In 2012, Kalda appeared as Tiina in the Ilmar Raag-directed French-Estonian drama Une Estonienne à Paris. The film follows Anne (Estonian actress Laine Mägi) who travels to Paris to care for an elderly Estonian émigré named Frida (French actress Jeanne Moreau), only to discover she is not wanted. In 2015, she played the role of Jaan's mother in the Klaus Härö-directed period drama Vehkleja (English: The Fencer), which stars Märt Avandi as a fencer and instructor wanted by the Soviet secret police who eventually has to make a life-altering decision. Vehkleja won several awards, including Best Film at Finland's 2016 Jussi Awards, and was nominated for Best Motion Picture at the 73rd Golden Globe Awards in 2016.

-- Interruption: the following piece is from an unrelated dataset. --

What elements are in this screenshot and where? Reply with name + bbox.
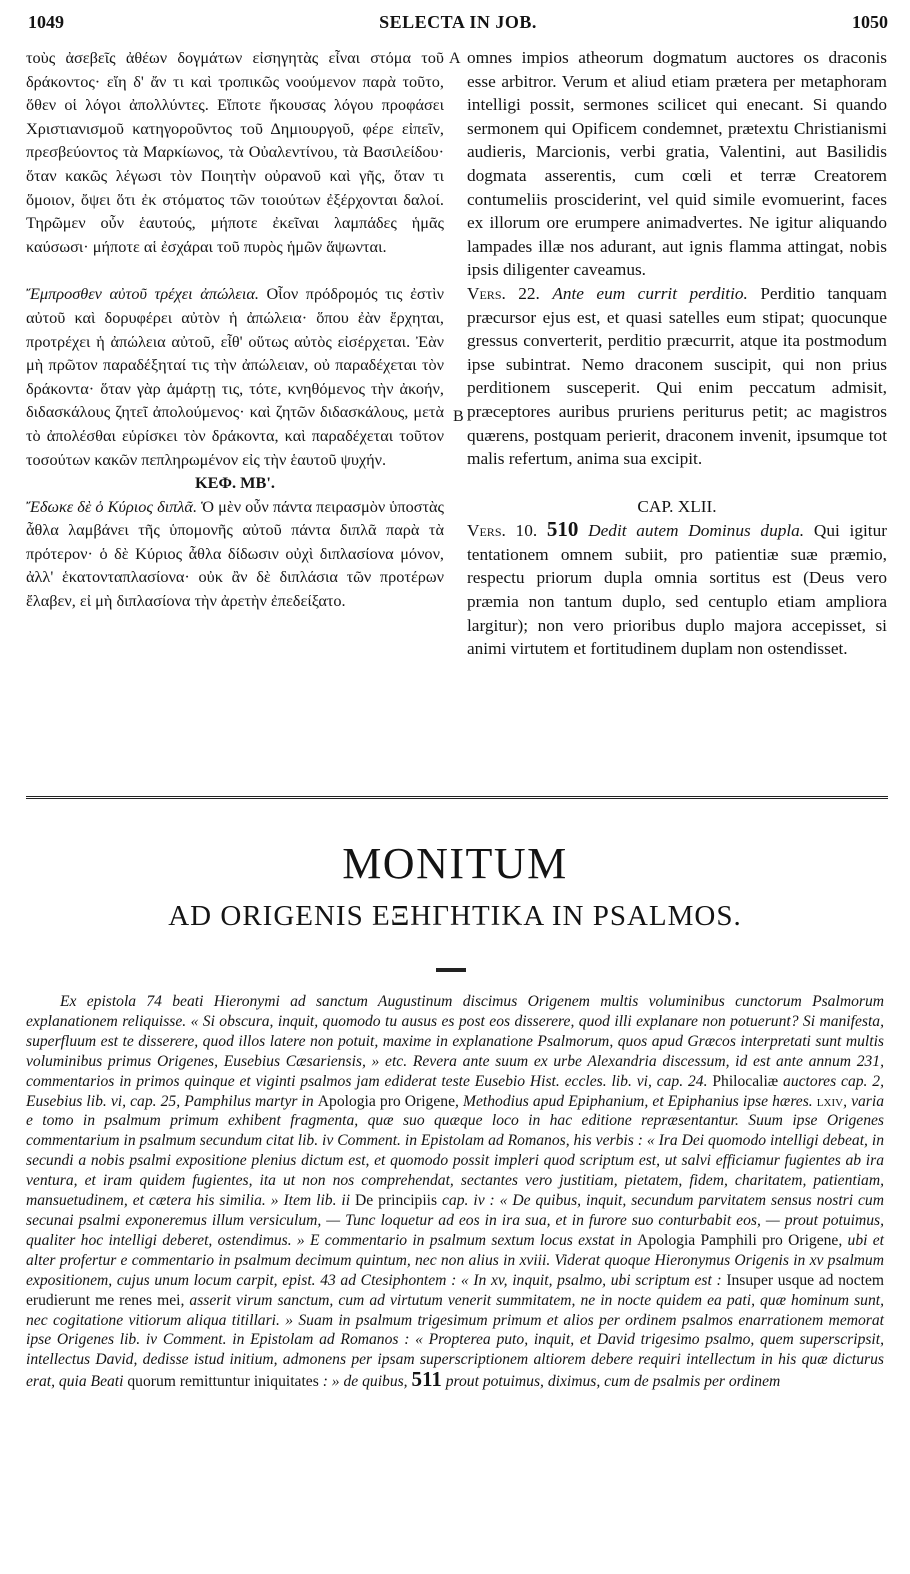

Kalda has also appeared in a number of short films throughout her career.

==Television==
In addition to stage and film roles, Piret Kalda has also appeared in a number of television films and serials, beginning with the 1994 Vello Reili-directed television comedy film Armastus kolme apelsini vastu. The following year, she appeared as Aino in seven episodes of the successful Eesti Televisioon (ETV) period drama mini-series Wikmani poised, which was based on the 1988 semi-autobiographical Jaan Kross novel of the same name about students of the Wikman Private Gymnasium from 1937 until their mobilization into the armed forces during World War II.

In 2004, Kalda appeared on the ETV comedy mini-series Oli mis oli. From 2006 until 2007 Kalda appeared as Karin on the ETV crime drama series Ohtlik lend. Between 2011 and 2012, she appeared as Viire Vasen in four episodes of the popular TV3 comedy crime series Kättemaksukontor. From 2010 until 2012, she played the role of Pille in the TV3 series Unistuste agentuur. Between 2010 and 2013, she made several appearances on the ETV political satire television series Riigimehed. In 2014, she joined the cast of the Kanal 2 comedy series Parim enne as the character Meeta. In 2016, she joined the cast of the TV3 series Papad mammad as the character Ulla. She has also appeared in a number of guest roles and smaller roles in other Estonian television programs.

==Personal life==
In 1989, Piret Kalda married actor Priit Künnapas. The couple had three daughters: Laura-Helene, Amanda Hermiine, and Aurora Aleksandra. Künnapas died of brain cancer in 2013. Kalda currently resides in Tallinn.